While the distinction between a house loan and a property loan is evident by their names, many people are still confused about how these two function. As Individuals require of home loan for various purposes and There are so many products in the market Let’s start by defining each type of loan to get the basic difference between them.
DEFINITION
Home Loan
A home loan or a home loan is a facility from which funds can be obtained to purchase a house by paying a small share for the down payment.
This loan is made available based on the present value of the property and takes into account many factors, including the applicant’s age and salary, credit score and background, the position of real estate, professional stability, and the category of employer.
Loan Against Property
A loan against property is a mortgage loan. In doing so, the creditor will pledge his current self- owned property for an amount of money equal to a certain percentage of the market value of the property he owns. He shall hand over the property documents to the lender before he repays the loan which will be repaid in the EMIs consisting of the principal amount of the loan taken and the interest rate.

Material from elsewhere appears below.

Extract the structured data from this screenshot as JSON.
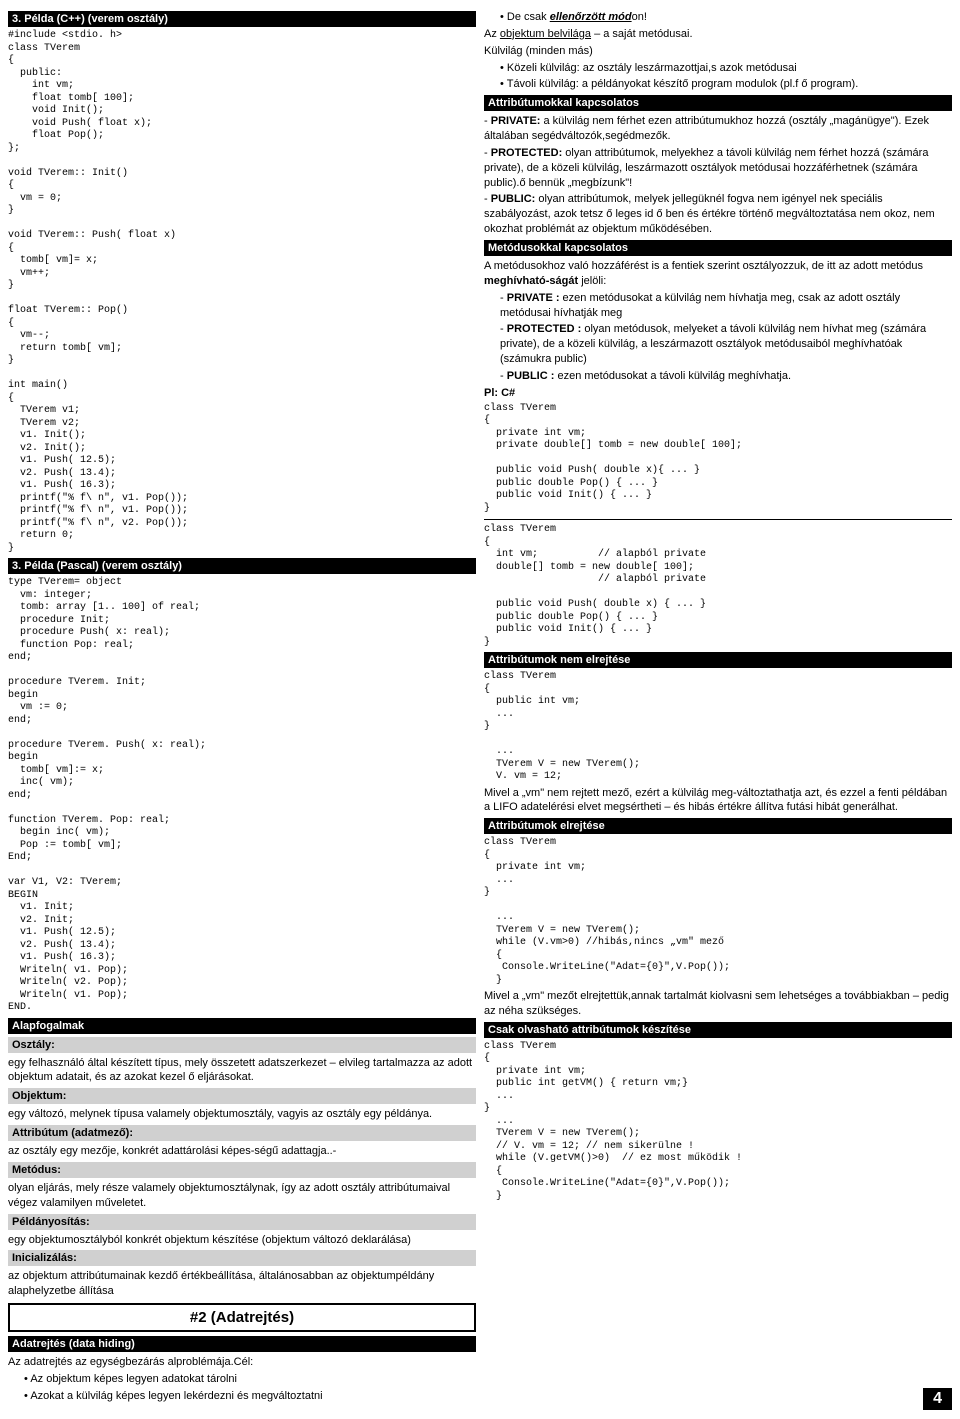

If the borrower defaults on repaying the loan, the lender can auction off the pledged property to repay the investment.
Now let’s look at the other factors of difference between the two.
1.Purpose of Loan
You can get a housing loan from the lender for the following purposes: o Home purchase
- Land purchase
- Plot purchase
- Construction
- Improvement
- Conversion
- Extension
2.Interest Rates
The interest rate levied on a loan against property is typically a slight bit higher than a home loan. The reason for this is that the chances of defaulting on mortgage loans are higher than regular home loans.
Another reason is that the Government and the Reserve Bank of India (RBI) are focused on making housing affordable for everyone which minimizes the margin requirement of a home loan. Typically home loans begin at @ 6.80% onwards whereas you’ll see interest rates for the loan against property start from 8% and above.
3.Loan to Value
To safeguard themselves against a decline in the market value of the asset, lenders do not lend the full value of the security/underlying asset. This difference that the lender retains while lending. The amount of loan availed against the property is known as the Loan Value ratio.
To this effect, home loans grant a higher percentage compared to the value of the property – up to 90%. But loans against property generally offer up to 60-70% of the property value. Banks usually visit the property site before sanctioning the home loan. Property valuation is also performed in case of a loan against property.
4.Loan tenure
Borrowers can select a tenure depending on their willingness to repay. Whereas the overall term of the loan against the property is 15 years. You may choose the length of the loan from 1 year to 15 years or less.
5.Tax Exemption
Under Section 80C of the Income Tax Act, a home loan borrower may be given a tax exemption of up to Rs. 1.5 lakhs on the principal repayment sum. The borrowers may also be given an additional tax exemption up to Rs. 2 lakhs on the amount of interest referred to in Section 24.
However, borrowers are not given a tax deduction on their mortgage loan. So if you think that just like a home loan where there is an additional
benefit for borrowers to get a tax exemption from U/S 80C & 24(b), there is no such advantage with a loan taken against the property.
6.Documentation Process
In the case of a home loan, the duration of the sanctioning is approximately 15 days with a clear paperwork procedure. However, in the case of a loan against property, the time taken is comparatively much longer as the banking institutions and the NBFCs (Nonbanking Financial Companies) conduct detailed checks on the particulars of the property and the personal information of the borrower or the applicant.
Thus, given all the details related to the comparison between home loan and property loan, the borrower can easily distinguish and prioritize his/her requirements and check and compare the different loan options provided by several banks and NBFCs.